Complete with rocks, meteorites, fossils and bones, the new addition to the museum will undoubtedly fascinate those who venture inside.

“We didn’t actually have room to put the entire display up at Ashland like it is here because we didn’t have room,” Brush said. “The pictures, documentation and rocks are all added to the display.”

The new historical pieces arrive in Killbuck, courtesy of the Ice Age.

Brush said the rocks in the display are carbon dated at more than 1 billion years old and are all metamorphic because the only rocks that can survive that length of time are buried well below the Earth’s surface.

The display includes nine different types of rock, all of which tell the story of the glacial activity that rolled in through Canada and into North America, eventually stopping and depositing much of the material that got caught up inside the glacier right here in the Holmes and Wayne area.

The rock display paints a picture of the various types of stones from the period of that glacier activity.

However, perhaps the items that will draw the most attention to visitors will be the addition of more mastodon bones to enhance the mastodon display that already existed.

The bones, teeth, vertebrae and tusk showcase the mammoth size of these ancient beasts. In addition, there are several unique replica skulls of other animals from a bygone era.

“These types of skulls that are real finds are extremely rare,” Brush said of animals like the sabretooth American Lion, sabretooth cats and a 10-foot-tall ground sloth, the latter of which was found years ago in Berlin. “There are a lot of local finds in this collection.”

Brush famously excavated a pair of local geological sites where mastodon remains were discovered, and some of those finds have resided in the Killbuck Valley Museum for many years. However, in adding this new collection, Brush’s discoveries take on a whole new light.

Brush is a 1969 graduate of West Holmes High School and has a PhD in anthropology from UCLA.

Since 1982 he has been one of the nation’s top archaeologists and has been conducting archaeological and geological field work in Holmes, Wayne and Coshocton counties including the pair of mastodon sites and six late prehistoric village sites in the Walhonding Valley area. Other field work includes exploring 30 rock shelters in the Killbuck Valley.

Brush is a professor emeritus of geology at Ashland University and an affiliated scholar in the archaeological program and department of anthropology and sociology at The College of Wooster.

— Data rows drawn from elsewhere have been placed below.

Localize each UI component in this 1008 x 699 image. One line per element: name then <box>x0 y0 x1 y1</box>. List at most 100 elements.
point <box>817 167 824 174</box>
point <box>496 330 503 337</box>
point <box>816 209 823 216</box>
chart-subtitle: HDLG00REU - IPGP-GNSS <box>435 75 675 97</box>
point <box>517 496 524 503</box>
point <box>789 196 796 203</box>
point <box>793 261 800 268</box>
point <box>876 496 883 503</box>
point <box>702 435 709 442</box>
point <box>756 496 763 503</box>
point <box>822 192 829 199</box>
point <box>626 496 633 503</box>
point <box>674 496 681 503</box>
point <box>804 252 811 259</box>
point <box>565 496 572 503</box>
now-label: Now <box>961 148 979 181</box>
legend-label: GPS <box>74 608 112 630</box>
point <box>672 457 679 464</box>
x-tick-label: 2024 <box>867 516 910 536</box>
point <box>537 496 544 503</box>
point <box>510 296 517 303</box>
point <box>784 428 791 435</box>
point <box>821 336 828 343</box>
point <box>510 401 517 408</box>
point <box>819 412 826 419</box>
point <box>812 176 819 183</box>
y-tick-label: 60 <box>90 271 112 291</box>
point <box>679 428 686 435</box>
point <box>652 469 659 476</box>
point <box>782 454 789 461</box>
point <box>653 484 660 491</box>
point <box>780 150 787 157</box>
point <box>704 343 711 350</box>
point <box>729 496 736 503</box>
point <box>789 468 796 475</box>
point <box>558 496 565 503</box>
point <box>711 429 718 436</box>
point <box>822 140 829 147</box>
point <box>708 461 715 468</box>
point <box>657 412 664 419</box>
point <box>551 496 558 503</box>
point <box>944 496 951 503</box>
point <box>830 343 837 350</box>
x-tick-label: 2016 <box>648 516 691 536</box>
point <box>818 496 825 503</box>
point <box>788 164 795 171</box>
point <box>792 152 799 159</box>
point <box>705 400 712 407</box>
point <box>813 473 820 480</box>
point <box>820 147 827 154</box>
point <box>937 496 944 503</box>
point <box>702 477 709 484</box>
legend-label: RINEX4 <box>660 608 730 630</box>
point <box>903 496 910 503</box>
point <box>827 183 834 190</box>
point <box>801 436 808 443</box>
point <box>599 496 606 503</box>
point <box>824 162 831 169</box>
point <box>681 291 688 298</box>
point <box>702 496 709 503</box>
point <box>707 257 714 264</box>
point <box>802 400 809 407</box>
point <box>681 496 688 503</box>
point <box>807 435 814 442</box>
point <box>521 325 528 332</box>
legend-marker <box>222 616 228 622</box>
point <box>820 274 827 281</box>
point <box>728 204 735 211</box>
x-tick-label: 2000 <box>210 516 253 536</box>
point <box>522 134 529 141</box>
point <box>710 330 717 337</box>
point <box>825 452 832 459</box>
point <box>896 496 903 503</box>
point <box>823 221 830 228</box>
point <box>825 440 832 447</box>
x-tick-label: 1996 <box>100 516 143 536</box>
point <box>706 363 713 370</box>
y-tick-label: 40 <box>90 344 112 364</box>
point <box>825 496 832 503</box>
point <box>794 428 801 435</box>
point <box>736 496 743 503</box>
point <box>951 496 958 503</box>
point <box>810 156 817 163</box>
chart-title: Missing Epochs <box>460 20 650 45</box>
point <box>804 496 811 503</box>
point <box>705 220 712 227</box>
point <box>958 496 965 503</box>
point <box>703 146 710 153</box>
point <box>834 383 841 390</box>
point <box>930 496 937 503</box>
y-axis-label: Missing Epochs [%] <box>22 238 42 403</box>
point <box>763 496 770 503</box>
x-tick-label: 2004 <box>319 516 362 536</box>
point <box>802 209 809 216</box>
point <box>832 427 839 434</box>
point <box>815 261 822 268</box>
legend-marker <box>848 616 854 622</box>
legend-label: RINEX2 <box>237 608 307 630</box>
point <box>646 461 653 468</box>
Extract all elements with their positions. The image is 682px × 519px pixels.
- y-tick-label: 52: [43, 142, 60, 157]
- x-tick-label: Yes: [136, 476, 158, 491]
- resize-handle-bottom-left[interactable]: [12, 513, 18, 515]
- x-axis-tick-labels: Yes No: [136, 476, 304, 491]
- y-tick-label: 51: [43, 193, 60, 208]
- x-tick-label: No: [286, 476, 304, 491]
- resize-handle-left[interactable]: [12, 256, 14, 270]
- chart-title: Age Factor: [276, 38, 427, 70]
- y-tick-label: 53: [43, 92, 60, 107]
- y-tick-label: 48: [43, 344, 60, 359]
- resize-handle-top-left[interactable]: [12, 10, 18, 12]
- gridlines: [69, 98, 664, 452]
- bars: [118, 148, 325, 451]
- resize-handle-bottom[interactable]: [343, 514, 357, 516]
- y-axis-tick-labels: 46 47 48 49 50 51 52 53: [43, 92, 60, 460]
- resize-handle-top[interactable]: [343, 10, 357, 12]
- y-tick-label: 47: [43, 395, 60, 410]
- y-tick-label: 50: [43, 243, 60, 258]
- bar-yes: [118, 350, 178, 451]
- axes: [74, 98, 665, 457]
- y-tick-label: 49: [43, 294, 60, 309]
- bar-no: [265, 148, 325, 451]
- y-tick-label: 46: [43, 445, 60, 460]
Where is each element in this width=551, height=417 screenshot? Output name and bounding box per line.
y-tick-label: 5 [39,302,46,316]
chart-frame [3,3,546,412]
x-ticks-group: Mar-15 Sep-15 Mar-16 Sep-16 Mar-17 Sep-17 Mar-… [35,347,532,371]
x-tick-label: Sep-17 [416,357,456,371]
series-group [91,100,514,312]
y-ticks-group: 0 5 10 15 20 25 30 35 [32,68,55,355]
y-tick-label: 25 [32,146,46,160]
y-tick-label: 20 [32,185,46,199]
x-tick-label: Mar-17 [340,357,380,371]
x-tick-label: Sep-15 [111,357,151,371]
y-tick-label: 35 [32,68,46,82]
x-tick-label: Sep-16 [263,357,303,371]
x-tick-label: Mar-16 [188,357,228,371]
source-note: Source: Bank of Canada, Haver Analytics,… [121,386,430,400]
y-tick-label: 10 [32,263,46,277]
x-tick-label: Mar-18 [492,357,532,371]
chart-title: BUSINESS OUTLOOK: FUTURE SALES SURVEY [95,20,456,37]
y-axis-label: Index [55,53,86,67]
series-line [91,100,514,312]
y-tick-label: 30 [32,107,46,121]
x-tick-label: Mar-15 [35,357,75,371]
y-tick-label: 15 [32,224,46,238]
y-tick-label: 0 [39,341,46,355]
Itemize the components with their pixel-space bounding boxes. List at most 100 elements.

What still lies beneath the earth around Wayne and Holmes counties, waiting to be discovered?

Brush said most of these finds are located by accident by everyday people, so there could be more to come.

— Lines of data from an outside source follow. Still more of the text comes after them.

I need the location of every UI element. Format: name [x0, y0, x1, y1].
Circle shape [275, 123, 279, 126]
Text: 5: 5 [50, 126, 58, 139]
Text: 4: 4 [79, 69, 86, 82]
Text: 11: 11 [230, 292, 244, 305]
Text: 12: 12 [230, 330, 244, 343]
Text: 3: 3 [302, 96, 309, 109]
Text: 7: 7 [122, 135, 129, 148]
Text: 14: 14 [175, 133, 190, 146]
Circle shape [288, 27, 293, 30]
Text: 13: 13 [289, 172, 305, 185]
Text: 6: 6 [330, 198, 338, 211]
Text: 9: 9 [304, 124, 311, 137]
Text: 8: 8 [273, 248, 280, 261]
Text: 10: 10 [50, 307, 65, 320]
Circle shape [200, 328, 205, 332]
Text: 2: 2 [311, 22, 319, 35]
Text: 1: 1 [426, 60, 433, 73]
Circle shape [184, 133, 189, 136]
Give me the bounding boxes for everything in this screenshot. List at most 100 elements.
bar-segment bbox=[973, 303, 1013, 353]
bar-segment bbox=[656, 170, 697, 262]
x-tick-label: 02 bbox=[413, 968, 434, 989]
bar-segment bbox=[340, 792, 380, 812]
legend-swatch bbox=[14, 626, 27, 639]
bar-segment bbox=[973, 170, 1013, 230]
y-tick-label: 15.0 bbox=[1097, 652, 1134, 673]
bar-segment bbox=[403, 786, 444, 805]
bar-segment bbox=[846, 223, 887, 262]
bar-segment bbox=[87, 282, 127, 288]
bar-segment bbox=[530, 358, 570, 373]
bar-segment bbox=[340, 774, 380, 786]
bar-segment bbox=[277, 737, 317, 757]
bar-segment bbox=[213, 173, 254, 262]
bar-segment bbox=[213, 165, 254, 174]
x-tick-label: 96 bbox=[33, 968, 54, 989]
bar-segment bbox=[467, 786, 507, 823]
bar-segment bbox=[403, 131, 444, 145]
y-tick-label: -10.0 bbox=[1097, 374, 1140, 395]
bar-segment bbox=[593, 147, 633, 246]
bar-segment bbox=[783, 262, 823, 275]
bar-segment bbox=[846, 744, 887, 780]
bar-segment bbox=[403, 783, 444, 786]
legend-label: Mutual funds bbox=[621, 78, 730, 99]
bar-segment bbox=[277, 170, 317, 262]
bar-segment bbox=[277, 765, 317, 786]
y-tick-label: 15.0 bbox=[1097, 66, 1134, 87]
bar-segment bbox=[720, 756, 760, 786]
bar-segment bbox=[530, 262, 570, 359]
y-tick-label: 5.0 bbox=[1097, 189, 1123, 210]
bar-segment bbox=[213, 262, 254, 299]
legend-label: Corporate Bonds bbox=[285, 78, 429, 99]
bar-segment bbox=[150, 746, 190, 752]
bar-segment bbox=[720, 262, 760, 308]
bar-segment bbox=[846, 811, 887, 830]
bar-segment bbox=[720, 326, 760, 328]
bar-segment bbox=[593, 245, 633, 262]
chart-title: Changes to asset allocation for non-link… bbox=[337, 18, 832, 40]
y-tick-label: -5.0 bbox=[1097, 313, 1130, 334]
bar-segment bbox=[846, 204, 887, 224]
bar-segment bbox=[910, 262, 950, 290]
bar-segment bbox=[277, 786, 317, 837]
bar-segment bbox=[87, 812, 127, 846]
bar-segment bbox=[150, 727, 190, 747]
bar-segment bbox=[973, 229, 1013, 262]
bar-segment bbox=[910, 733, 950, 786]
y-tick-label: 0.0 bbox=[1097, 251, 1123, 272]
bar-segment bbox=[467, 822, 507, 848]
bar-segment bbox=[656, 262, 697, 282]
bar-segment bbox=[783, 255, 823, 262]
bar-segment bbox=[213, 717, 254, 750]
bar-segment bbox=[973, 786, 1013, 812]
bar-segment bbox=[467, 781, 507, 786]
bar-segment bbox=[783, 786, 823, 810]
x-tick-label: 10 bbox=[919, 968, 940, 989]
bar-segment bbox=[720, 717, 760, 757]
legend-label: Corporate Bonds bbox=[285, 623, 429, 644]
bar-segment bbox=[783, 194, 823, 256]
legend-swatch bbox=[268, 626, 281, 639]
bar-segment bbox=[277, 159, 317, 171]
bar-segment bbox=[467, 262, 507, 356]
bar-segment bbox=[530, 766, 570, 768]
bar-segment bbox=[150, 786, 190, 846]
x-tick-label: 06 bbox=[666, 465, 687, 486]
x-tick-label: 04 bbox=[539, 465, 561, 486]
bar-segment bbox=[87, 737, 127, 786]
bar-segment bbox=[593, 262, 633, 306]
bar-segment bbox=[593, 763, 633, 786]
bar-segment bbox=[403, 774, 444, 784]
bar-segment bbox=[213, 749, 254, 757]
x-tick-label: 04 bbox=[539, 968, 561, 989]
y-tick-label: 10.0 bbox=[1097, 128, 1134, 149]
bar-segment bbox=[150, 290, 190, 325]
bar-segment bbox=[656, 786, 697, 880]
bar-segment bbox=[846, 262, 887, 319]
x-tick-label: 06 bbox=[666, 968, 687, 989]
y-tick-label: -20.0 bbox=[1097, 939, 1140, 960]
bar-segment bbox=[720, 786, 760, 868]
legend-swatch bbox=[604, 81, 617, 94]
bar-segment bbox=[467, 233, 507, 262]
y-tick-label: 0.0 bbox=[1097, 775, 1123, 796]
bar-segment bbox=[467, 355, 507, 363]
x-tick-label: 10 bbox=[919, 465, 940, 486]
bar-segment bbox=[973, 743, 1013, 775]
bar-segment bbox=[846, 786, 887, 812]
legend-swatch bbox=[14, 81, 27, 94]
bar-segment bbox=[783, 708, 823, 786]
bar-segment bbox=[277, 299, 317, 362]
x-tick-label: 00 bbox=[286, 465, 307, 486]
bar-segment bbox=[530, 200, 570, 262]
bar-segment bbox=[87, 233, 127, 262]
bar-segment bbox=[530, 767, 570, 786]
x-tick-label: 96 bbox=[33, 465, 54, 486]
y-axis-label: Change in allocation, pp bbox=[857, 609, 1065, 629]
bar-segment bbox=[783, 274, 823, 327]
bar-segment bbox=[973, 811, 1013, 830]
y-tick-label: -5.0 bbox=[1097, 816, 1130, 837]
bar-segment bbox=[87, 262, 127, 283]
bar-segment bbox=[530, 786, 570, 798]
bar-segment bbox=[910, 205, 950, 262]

Until then the public has a chance to explore all these finds and the entirety of Brush’s collection in the museum at Killbuck.

According to Bob Porter, president of Killbuck Valley Museum, the history and stories inside the museum were already fascinating, but this new addition really helps bring the mastodon and glacier story to life in a new way.

“This really is a spectacular addition to our museum,” Porter said. “The work Nigel has done is so important to telling the story of our past. He has always been such a big part of our museum, and now we have probably the finest mastodon collection this side of the Cleveland Museum of History.”

Porter said Brush will be in for a special event at the Duncan Theater across from the museum in July to speak about the extinction of Ice Age animals.

Killbuck Valley Museum is located on Front Street in Killbuck and is open Saturdays and Sundays May 1 through Oct. 31 from 1-4 p.m. It also is available for group tours on other days, which can be made by appointment by calling Porter at 330-763-0133. Admission is by donation.